Patriarchal interpretations of religious beliefs have defined and shaped the social and cultural contexts of Indian women that has resulted into their disempowerment and somewhat second-class status. Almost every religious community started as movements presenting themselves as “a way of life”. In fact several of them have their origins in protest against established exclusionary and oppressive religious structures. Although, there is no scholarly consensus over what precisely constitutes a religion, an attempt to define it would involve certain keywords viz. “respect for what is sacred, reverence for the gods, sense of right, moral obligation, sacrament, sanctity etc.” In other words, religion can be said to be a social construct, deviance from which is believed to invite undesirable consequences. Such beliefs could be fallacious in interpretation as, well knit method of conditioning to suit one segment’s ideologies.

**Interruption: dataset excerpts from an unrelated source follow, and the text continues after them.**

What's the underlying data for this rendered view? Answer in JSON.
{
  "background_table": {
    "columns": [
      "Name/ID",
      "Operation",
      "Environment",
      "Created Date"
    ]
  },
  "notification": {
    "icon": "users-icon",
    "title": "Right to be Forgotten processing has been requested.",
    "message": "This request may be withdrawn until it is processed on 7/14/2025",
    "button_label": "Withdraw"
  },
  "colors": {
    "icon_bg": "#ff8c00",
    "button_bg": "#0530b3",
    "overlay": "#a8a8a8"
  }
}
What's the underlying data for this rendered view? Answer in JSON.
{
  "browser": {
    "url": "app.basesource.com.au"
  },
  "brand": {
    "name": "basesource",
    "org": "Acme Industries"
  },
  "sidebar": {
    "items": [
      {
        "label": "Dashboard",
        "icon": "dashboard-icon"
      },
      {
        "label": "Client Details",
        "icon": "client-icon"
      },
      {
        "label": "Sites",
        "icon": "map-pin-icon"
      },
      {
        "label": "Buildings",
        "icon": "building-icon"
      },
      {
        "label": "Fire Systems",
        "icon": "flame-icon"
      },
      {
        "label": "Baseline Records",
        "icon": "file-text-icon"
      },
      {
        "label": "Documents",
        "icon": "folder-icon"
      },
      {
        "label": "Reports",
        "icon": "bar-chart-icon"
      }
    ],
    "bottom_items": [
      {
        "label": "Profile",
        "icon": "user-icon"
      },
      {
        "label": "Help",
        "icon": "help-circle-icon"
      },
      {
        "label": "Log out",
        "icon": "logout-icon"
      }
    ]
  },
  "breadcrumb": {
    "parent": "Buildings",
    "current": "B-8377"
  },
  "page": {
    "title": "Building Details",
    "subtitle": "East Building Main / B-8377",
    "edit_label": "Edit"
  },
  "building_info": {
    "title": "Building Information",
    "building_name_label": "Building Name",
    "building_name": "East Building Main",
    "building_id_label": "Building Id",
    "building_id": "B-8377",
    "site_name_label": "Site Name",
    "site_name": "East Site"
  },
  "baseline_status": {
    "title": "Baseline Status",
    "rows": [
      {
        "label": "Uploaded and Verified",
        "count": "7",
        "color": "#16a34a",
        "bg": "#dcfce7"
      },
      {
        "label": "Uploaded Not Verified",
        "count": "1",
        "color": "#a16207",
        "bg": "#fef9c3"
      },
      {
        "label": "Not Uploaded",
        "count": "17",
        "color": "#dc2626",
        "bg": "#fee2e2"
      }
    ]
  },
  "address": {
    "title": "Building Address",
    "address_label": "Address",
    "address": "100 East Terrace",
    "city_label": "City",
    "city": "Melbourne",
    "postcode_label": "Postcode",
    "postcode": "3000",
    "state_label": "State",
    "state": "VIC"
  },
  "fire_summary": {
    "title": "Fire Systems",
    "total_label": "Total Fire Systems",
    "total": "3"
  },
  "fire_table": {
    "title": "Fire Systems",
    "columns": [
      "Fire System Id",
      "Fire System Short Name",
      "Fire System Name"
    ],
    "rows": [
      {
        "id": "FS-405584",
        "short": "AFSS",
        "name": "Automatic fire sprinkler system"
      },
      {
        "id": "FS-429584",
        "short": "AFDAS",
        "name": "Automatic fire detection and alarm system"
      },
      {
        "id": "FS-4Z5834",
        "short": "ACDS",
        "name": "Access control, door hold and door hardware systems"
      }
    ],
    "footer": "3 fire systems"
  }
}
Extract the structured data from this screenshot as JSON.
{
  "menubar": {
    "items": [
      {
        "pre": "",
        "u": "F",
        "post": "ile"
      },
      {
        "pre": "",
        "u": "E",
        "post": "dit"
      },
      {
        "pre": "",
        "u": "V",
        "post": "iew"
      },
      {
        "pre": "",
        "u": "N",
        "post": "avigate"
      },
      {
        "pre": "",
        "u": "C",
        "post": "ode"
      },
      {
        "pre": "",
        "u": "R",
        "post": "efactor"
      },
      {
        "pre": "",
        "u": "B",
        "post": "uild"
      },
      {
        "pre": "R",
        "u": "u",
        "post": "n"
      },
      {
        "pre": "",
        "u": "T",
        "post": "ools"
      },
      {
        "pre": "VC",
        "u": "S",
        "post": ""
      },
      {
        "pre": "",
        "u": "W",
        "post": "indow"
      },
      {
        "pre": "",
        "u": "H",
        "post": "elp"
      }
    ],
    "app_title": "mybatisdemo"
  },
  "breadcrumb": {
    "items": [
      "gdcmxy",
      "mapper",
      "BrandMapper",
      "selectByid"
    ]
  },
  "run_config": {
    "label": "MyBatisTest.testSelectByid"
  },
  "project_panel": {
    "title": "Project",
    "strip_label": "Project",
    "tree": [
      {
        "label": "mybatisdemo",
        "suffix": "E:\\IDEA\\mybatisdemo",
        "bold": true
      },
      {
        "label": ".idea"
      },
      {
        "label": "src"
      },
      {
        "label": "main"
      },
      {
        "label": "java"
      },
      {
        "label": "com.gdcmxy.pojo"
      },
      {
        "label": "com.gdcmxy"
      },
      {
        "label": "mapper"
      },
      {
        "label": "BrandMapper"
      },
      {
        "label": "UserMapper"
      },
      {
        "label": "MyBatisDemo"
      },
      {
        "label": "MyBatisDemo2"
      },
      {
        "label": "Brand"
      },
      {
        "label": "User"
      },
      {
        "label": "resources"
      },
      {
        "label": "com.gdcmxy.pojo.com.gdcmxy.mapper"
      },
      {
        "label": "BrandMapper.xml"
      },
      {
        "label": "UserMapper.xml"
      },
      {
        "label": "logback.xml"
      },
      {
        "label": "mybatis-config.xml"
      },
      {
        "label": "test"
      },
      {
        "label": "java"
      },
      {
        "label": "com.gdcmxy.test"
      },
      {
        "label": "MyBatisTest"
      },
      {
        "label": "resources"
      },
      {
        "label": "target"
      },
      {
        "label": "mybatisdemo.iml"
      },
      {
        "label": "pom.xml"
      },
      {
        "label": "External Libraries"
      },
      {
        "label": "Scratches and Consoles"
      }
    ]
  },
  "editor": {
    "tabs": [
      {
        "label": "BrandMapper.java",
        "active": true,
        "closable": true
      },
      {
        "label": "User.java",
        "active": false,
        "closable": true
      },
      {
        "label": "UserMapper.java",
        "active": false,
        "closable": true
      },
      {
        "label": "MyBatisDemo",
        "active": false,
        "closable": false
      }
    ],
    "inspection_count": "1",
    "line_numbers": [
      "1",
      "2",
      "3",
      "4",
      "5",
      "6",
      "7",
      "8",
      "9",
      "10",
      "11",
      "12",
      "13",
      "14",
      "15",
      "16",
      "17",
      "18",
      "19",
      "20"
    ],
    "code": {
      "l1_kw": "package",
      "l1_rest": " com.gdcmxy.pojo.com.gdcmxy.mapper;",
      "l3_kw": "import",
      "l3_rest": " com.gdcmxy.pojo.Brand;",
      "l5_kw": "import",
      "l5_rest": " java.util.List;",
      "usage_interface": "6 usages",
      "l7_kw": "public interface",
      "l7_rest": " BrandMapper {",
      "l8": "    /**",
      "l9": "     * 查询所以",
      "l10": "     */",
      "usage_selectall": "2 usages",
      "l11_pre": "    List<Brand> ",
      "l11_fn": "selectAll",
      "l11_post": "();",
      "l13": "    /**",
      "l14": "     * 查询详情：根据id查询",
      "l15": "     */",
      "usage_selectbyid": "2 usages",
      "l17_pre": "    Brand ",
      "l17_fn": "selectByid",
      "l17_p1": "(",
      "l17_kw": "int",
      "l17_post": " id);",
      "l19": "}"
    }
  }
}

Recently, urban migration, female political participation, education, careers, and the activities of social reformers have all helped the public acceptance of new roles for women. As yet, only a segment of women who can afford the alleged disquieting consequences of claiming their human rights, have benefited from the changes. The religion based disparity continues and extends, not limited to menstruation, purity, women’s role in religious leadership, patriarchal interpretation of religious texts, and women’s entry into various religious places. In India, and several other parts of the world, religious values regulate a number of aspects of personal life, from marital relationships and children’s guardianship to inheritance of property and divorce. And these aspects significantly affect women’s dignity and quality of life in plethora of aspects. In balancing equity, if not equality for all women, with religious prerogatives; the legislature and judiciary often find themselves in a blind alley.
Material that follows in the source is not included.